Abstract
We systematically study the holographic phase transition of the radion field in a five-dimensional warped model which includes a scalar potential with a power-like behavior. We consider Kaluza-Klein (KK) resonances with masses $m_{\rm KK}$ at the TeV scale or beyond. The backreaction of the radion field on the gravitational metric is taken into account by using the superpotential formalism. The confinement/deconfinement first order phase transition leads to a gravitational wave stochastic background which mainly depends on the scale $m_{\rm KK}$ and the number of colors, $N$, in the dual theory. Its power spectrum peaks at a frequency that depends on the amount of tuning required in the electroweak sector. It turns out that the present and forthcoming gravitational wave observatories can probe scenarios where the KK resonances are very heavy. Current aLIGO data already rule out vector boson KK resonances with masses in the interval $m_{\rm KK}\sim(1 - 10) \times 10^5$ TeV. Future gravitational experiments will be sensitive to resonances with masses $m_{\rm KK}\lesssim 10^5$ TeV (LISA), $10^8$ TeV (aLIGO Design) and $10^9$ TeV (ET). Finally, we also find that the Big Bang Nucleosynthesis bound in the frequency spectrum turns into a lower bound for the nucleation temperature as $T_n \gtrsim 10^{-4}\sqrt{N} \,m_{\rm KK}$.
Highlights
The Standard Model is unable to explain some experimental observations, and suffers from theoretical drawbacks
We systematically study the holographic phase transition of the radion field in a five-dimensional warped model which includes a scalar potential with a powerlike behavior
As the backreaction is an important ingredient to generate an effective potential with a stable minimum, we have conveniently used the superpotential method to analytically tackle with it
Summary
The Standard Model is unable to explain some experimental observations (e.g., dark matter, the baryon asymmetry of the universe, ...), and suffers from theoretical drawbacks (e.g., strong sensitivity to high scale physics, known as the hierarchy problem, ...).
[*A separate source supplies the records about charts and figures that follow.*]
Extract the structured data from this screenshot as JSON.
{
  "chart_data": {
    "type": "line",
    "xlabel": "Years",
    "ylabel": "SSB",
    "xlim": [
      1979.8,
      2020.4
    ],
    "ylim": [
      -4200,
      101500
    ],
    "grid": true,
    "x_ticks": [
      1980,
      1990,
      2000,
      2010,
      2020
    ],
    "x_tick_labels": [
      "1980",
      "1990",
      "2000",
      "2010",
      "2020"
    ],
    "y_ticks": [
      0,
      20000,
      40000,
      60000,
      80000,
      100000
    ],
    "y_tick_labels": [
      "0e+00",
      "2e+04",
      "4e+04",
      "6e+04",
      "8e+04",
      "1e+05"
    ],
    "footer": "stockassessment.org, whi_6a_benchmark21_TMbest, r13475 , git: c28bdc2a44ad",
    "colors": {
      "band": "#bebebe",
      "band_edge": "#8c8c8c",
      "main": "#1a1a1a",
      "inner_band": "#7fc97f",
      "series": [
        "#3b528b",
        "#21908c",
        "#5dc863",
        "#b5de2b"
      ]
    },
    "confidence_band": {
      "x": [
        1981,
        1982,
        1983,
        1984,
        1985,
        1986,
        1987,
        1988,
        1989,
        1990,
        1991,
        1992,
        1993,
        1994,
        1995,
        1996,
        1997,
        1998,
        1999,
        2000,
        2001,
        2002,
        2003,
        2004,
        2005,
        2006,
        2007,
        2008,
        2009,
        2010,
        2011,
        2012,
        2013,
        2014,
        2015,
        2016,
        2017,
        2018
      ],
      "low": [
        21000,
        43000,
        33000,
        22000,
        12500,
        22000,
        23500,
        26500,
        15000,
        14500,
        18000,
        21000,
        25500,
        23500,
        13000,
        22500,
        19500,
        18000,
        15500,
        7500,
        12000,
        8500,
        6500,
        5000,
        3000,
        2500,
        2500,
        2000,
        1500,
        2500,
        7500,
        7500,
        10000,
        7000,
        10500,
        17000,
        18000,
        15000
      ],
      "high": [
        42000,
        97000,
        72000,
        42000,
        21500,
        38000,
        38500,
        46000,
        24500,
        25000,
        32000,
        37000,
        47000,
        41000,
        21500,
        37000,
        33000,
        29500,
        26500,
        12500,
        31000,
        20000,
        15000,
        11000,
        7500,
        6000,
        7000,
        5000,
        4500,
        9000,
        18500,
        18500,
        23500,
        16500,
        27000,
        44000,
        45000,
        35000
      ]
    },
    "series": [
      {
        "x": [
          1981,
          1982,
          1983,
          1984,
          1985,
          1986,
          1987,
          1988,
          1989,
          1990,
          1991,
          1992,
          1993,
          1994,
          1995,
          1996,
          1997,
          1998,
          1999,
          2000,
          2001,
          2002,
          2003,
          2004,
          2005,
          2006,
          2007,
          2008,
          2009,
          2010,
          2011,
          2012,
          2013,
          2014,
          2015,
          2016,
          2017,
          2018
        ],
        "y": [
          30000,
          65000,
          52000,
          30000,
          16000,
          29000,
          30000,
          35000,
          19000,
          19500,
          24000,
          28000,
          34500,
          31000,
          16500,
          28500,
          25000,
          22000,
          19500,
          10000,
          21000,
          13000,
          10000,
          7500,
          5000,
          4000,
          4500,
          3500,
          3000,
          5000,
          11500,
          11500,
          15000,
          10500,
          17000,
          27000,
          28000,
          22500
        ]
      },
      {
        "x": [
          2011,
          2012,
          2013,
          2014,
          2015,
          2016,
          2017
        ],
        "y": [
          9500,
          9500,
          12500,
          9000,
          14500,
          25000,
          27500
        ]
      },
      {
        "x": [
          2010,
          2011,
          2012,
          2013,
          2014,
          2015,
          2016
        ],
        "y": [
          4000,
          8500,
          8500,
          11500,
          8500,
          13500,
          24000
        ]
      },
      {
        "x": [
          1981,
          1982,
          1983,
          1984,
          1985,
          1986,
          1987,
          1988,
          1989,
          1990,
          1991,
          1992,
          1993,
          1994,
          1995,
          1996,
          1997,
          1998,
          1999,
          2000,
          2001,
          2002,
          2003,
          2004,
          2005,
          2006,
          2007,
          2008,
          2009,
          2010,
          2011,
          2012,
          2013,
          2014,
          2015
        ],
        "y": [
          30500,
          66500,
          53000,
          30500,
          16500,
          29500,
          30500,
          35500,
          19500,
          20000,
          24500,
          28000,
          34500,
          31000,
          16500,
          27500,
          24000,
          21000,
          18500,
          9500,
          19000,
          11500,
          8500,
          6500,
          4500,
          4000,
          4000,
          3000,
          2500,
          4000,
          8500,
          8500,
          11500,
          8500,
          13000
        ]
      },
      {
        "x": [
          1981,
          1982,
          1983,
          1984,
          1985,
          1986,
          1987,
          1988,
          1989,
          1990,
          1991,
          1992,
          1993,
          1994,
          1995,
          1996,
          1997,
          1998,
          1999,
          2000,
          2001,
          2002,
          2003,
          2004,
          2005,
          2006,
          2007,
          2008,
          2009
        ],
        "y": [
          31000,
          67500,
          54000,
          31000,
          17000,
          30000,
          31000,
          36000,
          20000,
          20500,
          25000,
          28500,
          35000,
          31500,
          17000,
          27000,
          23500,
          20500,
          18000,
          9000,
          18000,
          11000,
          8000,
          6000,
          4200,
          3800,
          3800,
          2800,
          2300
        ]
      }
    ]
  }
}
A warped extra dimension is a way of solving the hierarchy problem and relating the Planck scale MP to the low energy scale ρ, which determines the spectrum of heavy resonances and is usually considered at the TeV scale [1,2]. The answer is based on the presence of the only extra light field in the theory, the radion. This field experiences a first order phase transition, the confinement/ deconfinement transition, which generates a stochastic gravitational wave background (SGWB) detectable at the present and future interferometers [5,6,7].